Our history begins in 1450, with the start of the castle’s construction. The first property deed that was found however is dated from 1545. Back then, the building was a simple manor owned by Robert Bugy, an alderman of the town of Blois, whose family was ennobled after his death at the end of the 16th century and inherited the duties of king’s squires, salt granaries controllers and tax collectors. His descendants then expanded and embellished the manor, making it a little castle.
The estate was sold for the first time in 1732 by the last lady of Bugy to the Pelluys, a family of notables from Blois.

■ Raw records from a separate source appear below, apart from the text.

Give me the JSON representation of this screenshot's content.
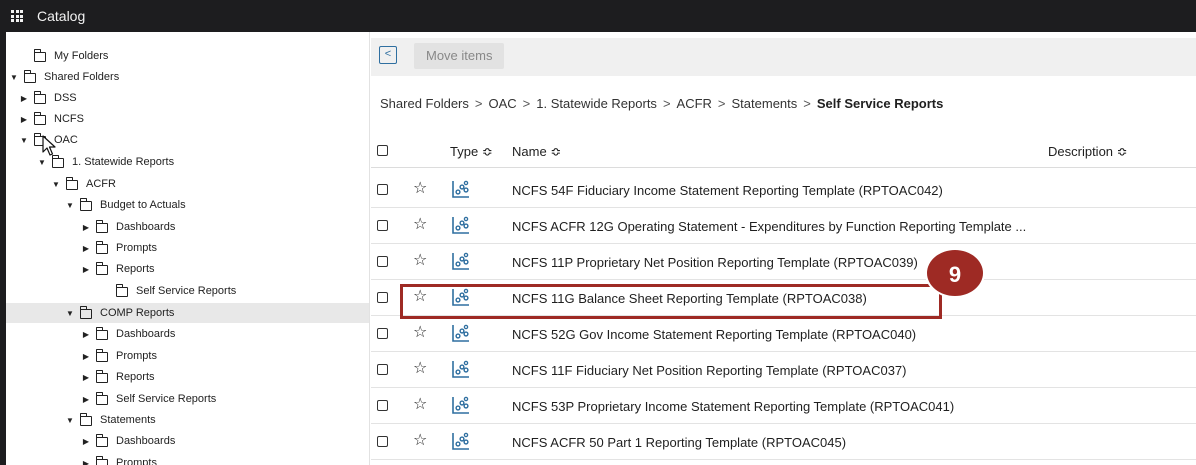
{
  "titlebar": {
    "title": "Catalog"
  },
  "tree": [
    {
      "label": "My Folders",
      "caret": "",
      "expanded": false,
      "selected": false
    },
    {
      "label": "Shared Folders",
      "caret": "▼",
      "expanded": true,
      "selected": false
    },
    {
      "label": "DSS",
      "caret": "▶",
      "expanded": false,
      "selected": false
    },
    {
      "label": "NCFS",
      "caret": "▶",
      "expanded": false,
      "selected": false
    },
    {
      "label": "OAC",
      "caret": "▼",
      "expanded": true,
      "selected": false
    },
    {
      "label": "1. Statewide Reports",
      "caret": "▼",
      "expanded": true,
      "selected": false
    },
    {
      "label": "ACFR",
      "caret": "▼",
      "expanded": true,
      "selected": false
    },
    {
      "label": "Budget to Actuals",
      "caret": "▼",
      "expanded": true,
      "selected": false
    },
    {
      "label": "Dashboards",
      "caret": "▶",
      "expanded": false,
      "selected": false
    },
    {
      "label": "Prompts",
      "caret": "▶",
      "expanded": false,
      "selected": false
    },
    {
      "label": "Reports",
      "caret": "▶",
      "expanded": false,
      "selected": false
    },
    {
      "label": "Self Service Reports",
      "caret": "",
      "expanded": false,
      "selected": false
    },
    {
      "label": "COMP Reports",
      "caret": "▼",
      "expanded": true,
      "selected": true
    },
    {
      "label": "Dashboards",
      "caret": "▶",
      "expanded": false,
      "selected": false
    },
    {
      "label": "Prompts",
      "caret": "▶",
      "expanded": false,
      "selected": false
    },
    {
      "label": "Reports",
      "caret": "▶",
      "expanded": false,
      "selected": false
    },
    {
      "label": "Self Service Reports",
      "caret": "▶",
      "expanded": false,
      "selected": false
    },
    {
      "label": "Statements",
      "caret": "▼",
      "expanded": true,
      "selected": false
    },
    {
      "label": "Dashboards",
      "caret": "▶",
      "expanded": false,
      "selected": false
    },
    {
      "label": "Prompts",
      "caret": "▶",
      "expanded": false,
      "selected": false
    }
  ],
  "toolbar": {
    "move_label": "Move items"
  },
  "breadcrumb": {
    "parts": [
      "Shared Folders",
      "OAC",
      "1. Statewide Reports",
      "ACFR",
      "Statements"
    ],
    "current": "Self Service Reports",
    "separator": ">"
  },
  "table": {
    "headers": {
      "type": "Type",
      "name": "Name",
      "description": "Description"
    },
    "sort_glyph": "≎",
    "rows": [
      {
        "name": "NCFS 54F Fiduciary Income Statement Reporting Template (RPTOAC042)"
      },
      {
        "name": "NCFS ACFR 12G Operating Statement - Expenditures by Function Reporting Template ..."
      },
      {
        "name": "NCFS 11P Proprietary Net Position Reporting Template (RPTOAC039)"
      },
      {
        "name": "NCFS 11G Balance Sheet Reporting Template (RPTOAC038)"
      },
      {
        "name": "NCFS 52G Gov Income Statement Reporting Template (RPTOAC040)"
      },
      {
        "name": "NCFS 11F Fiduciary Net Position Reporting Template (RPTOAC037)"
      },
      {
        "name": "NCFS 53P Proprietary Income Statement Reporting Template (RPTOAC041)"
      },
      {
        "name": "NCFS ACFR 50 Part 1 Reporting Template (RPTOAC045)"
      }
    ]
  },
  "callout": {
    "step": "9"
  },
  "colors": {
    "accent": "#9e2a24",
    "icon_blue": "#2f6fa0",
    "titlebar": "#1d1d1f"
  }
}
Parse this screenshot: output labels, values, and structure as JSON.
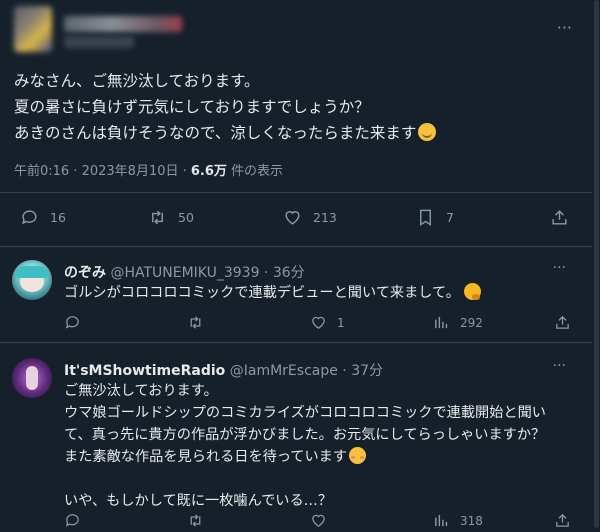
{
  "main_tweet": {
    "text_lines": [
      "みなさん、ご無沙汰しております。",
      "夏の暑さに負けず元気にしておりますでしょうか？",
      "あきのさんは負けそうなので、涼しくなったらまた来ます"
    ],
    "time": "午前0:16 · 2023年8月10日 · ",
    "views_count": "6.6万",
    "views_label": " 件の表示",
    "more_label": "···",
    "actions": {
      "replies": "16",
      "retweets": "50",
      "likes": "213",
      "bookmarks": "7"
    }
  },
  "replies": [
    {
      "name": "のぞみ",
      "handle": "@HATUNEMIKU_3939 · 36分",
      "text_lines": [
        "ゴルシがコロコロコミックで連載デビューと聞いて来まして。"
      ],
      "actions": {
        "replies": "",
        "retweets": "",
        "likes": "1",
        "views": "292"
      }
    },
    {
      "name": "It'sMShowtimeRadio",
      "handle": "@IamMrEscape · 37分",
      "text_lines": [
        "ご無沙汰しております。",
        "ウマ娘ゴールドシップのコミカライズがコロコロコミックで連載開始と聞い",
        "て、真っ先に貴方の作品が浮かびました。お元気にしてらっしゃいますか？",
        "また素敵な作品を見られる日を待っています",
        "",
        "いや、もしかして既に一枚噛んでいる…？"
      ],
      "actions": {
        "replies": "",
        "retweets": "",
        "likes": "",
        "views": "318"
      }
    }
  ],
  "colors": {
    "background": "#15202b",
    "text": "#e7e9ea",
    "muted": "#8b98a5",
    "divider": "#38444d"
  },
  "icons": [
    "reply-icon",
    "retweet-icon",
    "like-icon",
    "bookmark-icon",
    "share-icon",
    "views-icon",
    "more-icon",
    "thinking-emoji",
    "blush-emoji",
    "relieved-emoji"
  ]
}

Their daughter Gabrielle, whose dowry consisted of the domain of Troussay, married the knight Christophe de Réméon, descendant of a companion of Henri IV. In 1787, the couple’s youngest son married Marie de la Saussaye. This union gave no children, and in 1828 Marie’s nephew Louis de la Saussaye inherited the domain.
Louis de la Saussaye was a historian of the castles of the Loire Valley and, like his famous friend Prosper Mérimée, a pioneer in the field of heritage conservation. With the help of his friend, the architect Jules de La Morandière, he made of Troussay an architectural essay and a jewel of Sologne. He restored the castle and decorated it with ancient items from surrounding castles left in ruins, creating the harmonious combination we can admire today.
In 1900, the descendants of Louis de la Saussaye sold the domain to Count Maurice Delamarre de Monchaux for his wife Isore Hurault de Vibraye, whose family lived in Cheverny. The castle remains in their family and is still inhabited nowadays by their descendant, Isaure de Sainte Marie.